A mio parere, le priorità da affrontare in questo Paese sono altre rispetto a quelle oggetto della manifestazione, tra cui cito le più importanti: 1) Il lavoro; 2) la diffusione delle droghe; 3)la mancanza di sicurezza, causata ANCHE dall’immigrazione incontrollata checché ne dica il Sig. Gentiloni.
Il problema dell’immigrazione non può essere risolto solo dall’Italia, ammesso che sia possibile, ma se ne deve far carico l’ONU e sopratutto l’Europa cercando di concludere accordi con la Libia ed i paesi di provenienza per i rimpatri e creando le condizioni, con aiuti mirati, per uno sviluppo economico e sociale di quei paesi.
Ma c’è poco da aspettarsi da questa Europa matrigna, che tutto è meno che un’unione di popoli, intenta a salvaguardare gli interessi di alcune Nazioni a discapito di altre.

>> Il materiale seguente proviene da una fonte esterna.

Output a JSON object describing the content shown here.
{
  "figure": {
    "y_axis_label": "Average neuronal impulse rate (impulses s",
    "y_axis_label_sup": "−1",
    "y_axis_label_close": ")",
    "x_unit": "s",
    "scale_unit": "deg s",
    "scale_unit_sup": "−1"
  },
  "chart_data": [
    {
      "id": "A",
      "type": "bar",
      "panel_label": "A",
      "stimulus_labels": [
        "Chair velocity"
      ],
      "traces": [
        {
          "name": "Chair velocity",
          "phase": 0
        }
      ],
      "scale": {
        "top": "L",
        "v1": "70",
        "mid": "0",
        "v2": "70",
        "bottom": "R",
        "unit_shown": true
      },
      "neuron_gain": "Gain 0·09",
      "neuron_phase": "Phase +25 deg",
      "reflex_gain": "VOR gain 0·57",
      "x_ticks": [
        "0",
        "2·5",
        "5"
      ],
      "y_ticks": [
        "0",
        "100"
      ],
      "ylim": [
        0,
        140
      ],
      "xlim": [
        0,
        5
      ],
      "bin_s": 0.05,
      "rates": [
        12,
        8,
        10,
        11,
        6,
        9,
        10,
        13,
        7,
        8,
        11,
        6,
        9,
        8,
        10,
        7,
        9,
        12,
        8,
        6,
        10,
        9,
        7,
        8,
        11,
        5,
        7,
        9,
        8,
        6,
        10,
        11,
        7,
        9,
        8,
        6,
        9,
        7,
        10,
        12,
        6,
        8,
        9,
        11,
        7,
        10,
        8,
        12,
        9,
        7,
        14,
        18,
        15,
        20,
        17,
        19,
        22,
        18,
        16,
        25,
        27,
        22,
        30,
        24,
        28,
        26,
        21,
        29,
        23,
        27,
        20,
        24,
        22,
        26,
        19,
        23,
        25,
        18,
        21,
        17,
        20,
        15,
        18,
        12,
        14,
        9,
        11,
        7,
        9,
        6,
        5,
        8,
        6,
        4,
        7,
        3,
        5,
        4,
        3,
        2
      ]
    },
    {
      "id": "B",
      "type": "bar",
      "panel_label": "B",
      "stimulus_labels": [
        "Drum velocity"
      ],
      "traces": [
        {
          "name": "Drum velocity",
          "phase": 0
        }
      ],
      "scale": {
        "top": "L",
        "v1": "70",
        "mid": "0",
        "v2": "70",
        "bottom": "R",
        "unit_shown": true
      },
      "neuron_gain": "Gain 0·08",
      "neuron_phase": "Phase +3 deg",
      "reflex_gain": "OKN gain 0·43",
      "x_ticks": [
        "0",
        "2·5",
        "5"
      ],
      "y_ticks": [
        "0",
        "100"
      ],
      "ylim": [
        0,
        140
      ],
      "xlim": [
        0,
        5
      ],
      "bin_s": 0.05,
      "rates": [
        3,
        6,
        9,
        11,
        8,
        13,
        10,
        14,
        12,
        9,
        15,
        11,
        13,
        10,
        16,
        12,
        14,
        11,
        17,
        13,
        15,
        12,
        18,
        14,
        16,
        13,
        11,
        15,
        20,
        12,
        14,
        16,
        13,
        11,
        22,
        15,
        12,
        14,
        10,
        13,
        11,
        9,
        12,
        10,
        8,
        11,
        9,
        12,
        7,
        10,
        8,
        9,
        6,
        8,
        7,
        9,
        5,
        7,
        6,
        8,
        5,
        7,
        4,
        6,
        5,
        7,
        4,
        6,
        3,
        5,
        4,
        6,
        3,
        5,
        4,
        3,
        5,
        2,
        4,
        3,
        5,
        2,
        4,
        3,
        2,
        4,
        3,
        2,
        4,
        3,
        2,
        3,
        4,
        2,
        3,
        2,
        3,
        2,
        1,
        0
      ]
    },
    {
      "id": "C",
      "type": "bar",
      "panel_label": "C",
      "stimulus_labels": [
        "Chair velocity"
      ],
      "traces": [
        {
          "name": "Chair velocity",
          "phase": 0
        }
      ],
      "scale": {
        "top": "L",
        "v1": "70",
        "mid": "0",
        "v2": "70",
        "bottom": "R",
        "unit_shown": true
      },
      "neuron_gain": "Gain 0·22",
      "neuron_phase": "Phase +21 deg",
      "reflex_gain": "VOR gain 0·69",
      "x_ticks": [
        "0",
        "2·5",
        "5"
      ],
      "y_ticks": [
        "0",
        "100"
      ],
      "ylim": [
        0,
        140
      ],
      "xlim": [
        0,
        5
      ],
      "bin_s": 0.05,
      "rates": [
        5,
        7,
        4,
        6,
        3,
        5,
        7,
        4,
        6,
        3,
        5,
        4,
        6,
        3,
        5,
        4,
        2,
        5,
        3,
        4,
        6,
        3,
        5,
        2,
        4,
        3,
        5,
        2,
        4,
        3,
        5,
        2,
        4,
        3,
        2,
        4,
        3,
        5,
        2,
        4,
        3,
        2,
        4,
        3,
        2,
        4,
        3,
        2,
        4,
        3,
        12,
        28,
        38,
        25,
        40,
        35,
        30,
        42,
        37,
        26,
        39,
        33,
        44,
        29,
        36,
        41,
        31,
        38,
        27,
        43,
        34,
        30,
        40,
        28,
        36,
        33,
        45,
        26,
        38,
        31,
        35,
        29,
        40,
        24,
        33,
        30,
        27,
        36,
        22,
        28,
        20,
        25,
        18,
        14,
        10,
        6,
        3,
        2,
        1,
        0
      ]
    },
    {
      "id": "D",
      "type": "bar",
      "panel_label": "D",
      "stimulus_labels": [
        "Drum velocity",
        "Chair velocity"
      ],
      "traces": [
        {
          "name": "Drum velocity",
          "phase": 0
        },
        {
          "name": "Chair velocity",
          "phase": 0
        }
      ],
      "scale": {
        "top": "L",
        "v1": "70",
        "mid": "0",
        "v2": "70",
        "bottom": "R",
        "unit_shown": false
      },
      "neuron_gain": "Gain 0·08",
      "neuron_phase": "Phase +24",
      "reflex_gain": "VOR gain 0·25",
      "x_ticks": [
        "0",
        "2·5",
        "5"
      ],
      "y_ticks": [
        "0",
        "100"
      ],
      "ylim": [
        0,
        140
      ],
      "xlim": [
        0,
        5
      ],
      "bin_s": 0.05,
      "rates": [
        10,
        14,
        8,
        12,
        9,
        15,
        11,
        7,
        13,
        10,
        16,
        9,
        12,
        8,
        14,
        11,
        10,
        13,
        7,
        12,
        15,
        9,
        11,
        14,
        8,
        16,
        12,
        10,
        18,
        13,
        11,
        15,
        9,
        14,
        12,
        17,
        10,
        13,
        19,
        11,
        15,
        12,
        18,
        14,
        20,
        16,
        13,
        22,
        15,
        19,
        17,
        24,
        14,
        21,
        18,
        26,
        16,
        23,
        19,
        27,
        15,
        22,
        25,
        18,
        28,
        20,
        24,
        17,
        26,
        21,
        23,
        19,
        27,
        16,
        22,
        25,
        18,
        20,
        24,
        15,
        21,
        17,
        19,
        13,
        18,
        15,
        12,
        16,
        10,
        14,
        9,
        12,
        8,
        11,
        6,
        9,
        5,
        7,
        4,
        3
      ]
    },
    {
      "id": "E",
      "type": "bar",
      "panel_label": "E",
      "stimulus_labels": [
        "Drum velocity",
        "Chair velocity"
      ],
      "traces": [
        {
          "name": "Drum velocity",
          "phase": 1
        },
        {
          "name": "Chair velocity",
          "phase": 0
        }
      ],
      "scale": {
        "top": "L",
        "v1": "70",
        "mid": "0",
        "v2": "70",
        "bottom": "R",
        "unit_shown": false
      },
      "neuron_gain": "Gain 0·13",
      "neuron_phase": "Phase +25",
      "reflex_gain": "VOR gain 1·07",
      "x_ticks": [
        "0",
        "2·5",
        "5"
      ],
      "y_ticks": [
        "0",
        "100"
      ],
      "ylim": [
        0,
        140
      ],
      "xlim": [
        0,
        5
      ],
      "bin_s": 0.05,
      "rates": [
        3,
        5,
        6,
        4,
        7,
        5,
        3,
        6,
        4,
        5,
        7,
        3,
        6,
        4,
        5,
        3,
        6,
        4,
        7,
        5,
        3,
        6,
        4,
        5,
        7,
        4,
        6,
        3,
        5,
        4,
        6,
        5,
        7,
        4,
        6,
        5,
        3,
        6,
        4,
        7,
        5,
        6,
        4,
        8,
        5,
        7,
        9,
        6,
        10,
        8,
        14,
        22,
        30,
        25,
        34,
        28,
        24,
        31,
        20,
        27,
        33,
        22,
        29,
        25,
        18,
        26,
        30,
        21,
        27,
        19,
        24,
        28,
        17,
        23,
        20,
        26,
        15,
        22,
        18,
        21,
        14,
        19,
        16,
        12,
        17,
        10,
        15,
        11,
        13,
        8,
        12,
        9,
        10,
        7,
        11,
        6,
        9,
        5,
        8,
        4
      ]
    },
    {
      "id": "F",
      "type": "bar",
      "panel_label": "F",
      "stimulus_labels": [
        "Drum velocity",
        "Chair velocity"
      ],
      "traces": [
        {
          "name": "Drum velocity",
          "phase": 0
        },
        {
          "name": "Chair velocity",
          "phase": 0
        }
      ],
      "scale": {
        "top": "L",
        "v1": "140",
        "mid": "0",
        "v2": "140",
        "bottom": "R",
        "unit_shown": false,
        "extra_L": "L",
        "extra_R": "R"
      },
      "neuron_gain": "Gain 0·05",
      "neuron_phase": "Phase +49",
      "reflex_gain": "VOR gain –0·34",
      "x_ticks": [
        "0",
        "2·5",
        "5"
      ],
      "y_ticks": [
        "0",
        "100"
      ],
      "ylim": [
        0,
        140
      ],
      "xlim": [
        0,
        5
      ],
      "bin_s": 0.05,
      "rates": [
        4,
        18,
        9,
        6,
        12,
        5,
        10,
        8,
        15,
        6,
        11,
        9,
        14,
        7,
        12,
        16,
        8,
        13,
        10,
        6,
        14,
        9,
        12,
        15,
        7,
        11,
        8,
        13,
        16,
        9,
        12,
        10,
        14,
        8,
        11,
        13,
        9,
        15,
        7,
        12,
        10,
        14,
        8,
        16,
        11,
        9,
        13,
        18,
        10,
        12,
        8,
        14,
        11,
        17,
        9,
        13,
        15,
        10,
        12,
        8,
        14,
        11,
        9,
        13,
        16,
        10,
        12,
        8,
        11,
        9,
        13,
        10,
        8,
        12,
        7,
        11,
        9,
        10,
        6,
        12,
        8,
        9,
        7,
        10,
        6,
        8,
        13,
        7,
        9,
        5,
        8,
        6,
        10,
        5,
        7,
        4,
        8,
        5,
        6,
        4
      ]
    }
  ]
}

In questa difficile situazione la classe politica chiamata a governare dovrebbe rivedere le politiche dell’accoglienza, accelerando e snellendo le relative procedure e non lasciando in giro pericolosi cani sciolti, e cercare di rafforzare le difese contro la criminalità diffusa, le mafie nostrane ed importate, con la prevenzione ma anche con la repressione mediante provvedimenti che assicurino la CERTEZZA DELLA PENA, anche aumentando la capacità degli Istituti di carcerazione.
Sarebbe un grave errore sottovalutare quella che potrebbe diventare una bomba sociale specialmente nelle periferie e nei quartieri più degradati delle grandi città.